Not a subtle sun-kissed glow—a deep, aggressive orange that coated her arms and neck in streaky waves. Her mascara had already begun its descent, cutting dark tracks through the color. Behind her, three more bridesmaids came pouring out of the conference room Laverne had commandeered as a temporary salon.
One had white handprints on her forearms where she'd clearly been gripping something—or someone—while the spray dried. Another's neck was a patchwork of orange and skin, like someone had applied it with a garden hose and called it a day. A third was crying so hard her mascara had given up entirely—the bridesmaid having the boyfriend meltdown, if I had to guess.
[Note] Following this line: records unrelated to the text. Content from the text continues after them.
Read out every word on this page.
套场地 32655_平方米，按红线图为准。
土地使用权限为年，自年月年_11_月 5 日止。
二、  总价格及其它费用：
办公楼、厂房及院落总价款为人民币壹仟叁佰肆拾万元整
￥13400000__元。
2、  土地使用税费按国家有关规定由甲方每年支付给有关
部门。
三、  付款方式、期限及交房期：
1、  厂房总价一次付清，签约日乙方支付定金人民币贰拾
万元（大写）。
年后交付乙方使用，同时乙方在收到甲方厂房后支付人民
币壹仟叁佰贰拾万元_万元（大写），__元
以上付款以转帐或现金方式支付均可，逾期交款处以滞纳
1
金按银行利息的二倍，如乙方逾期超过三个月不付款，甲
Laverne swept out behind them, leopard print blazing, holding a can of hairspray like a scepter. "Ladies! It is not that bad! It fades! Give it an hour!"
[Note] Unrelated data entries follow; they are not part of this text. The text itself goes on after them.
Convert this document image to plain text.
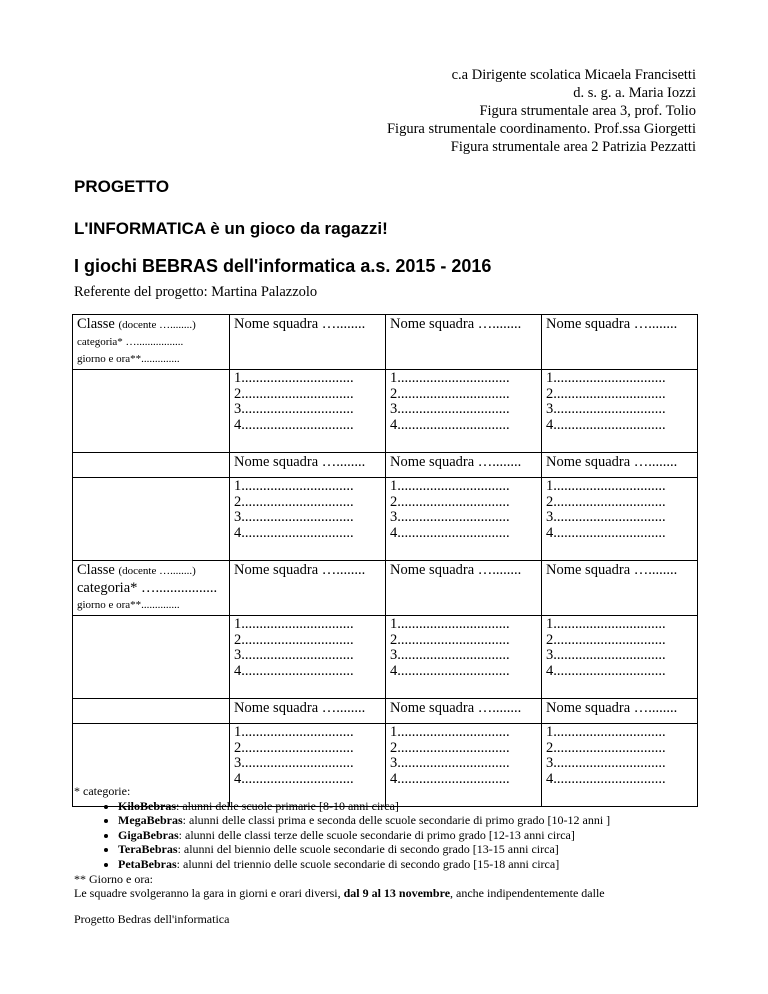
c.a Dirigente scolatica Micaela Francisetti
d. s. g. a. Maria Iozzi
Figura strumentale area 3, prof. Tolio
Figura strumentale coordinamento. Prof.ssa Giorgetti
Figura strumentale area 2 Patrizia Pezzatti
PROGETTO
L'INFORMATICA è un gioco da ragazzi!
I giochi BEBRAS dell'informatica a.s. 2015 - 2016
Referente del progetto: Martina Palazzolo
Classe (docente …........)
categoria* ….................
giorno e ora**..............	Nome squadra …........	Nome squadra …........	Nome squadra …........

	1...............................
2...............................
3...............................
4...............................	1...............................
2...............................
3...............................
4...............................	1...............................
2...............................
3...............................
4...............................

	Nome squadra …........	Nome squadra …........	Nome squadra …........

	1...............................
2...............................
3...............................
4...............................	1...............................
2...............................
3...............................
4...............................	1...............................
2...............................
3...............................
4...............................

Classe (docente …........)
categoria* ….................
giorno e ora**..............	Nome squadra …........	Nome squadra …........	Nome squadra …........

	1...............................
2...............................
3...............................
4...............................	1...............................
2...............................
3...............................
4...............................	1...............................
2...............................
3...............................
4...............................

	Nome squadra …........	Nome squadra …........	Nome squadra …........

	1...............................
2...............................
3...............................
4...............................	1...............................
2...............................
3...............................
4...............................	1...............................
2...............................
3...............................
4...............................
* categorie:
• KiloBebras: alunni delle scuole primarie [8-10 anni circa]
• MegaBebras: alunni delle classi prima e seconda delle scuole secondarie di primo grado [10-12 anni ]
• GigaBebras: alunni delle classi terze delle scuole secondarie di primo grado [12-13 anni circa]
• TeraBebras: alunni del biennio delle scuole secondarie di secondo grado [13-15 anni circa]
• PetaBebras: alunni del triennio delle scuole secondarie di secondo grado [15-18 anni circa]
** Giorno e ora:
Le squadre svolgeranno la gara in giorni e orari diversi, dal 9 al 13 novembre, anche indipendentemente dalle
Progetto Bedras dell'informatica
"Laverne, I have a STRAPLESS DRESS," one bridesmaid choked out, turning her back to reveal a solid panel of orange interrupted only by two perfect white ovals where her shoulder blades had been pressed against the drying booth.
"That just means your dress is really going to pop against the color!" Laverne said brightly.
May materialized from somewhere, phone out, documenting the exodus with the dedication of a war correspondent. "This is incredible content, Mama. Incredible."
Dixie pressed her lips together so hard I thought she might crack. I caught her gaze and saw the exact same thing reflected back—the desperate, silent effort not to laugh in front of eight devastated women.
Then Beauregard Montrose III appeared at the end of the hallway.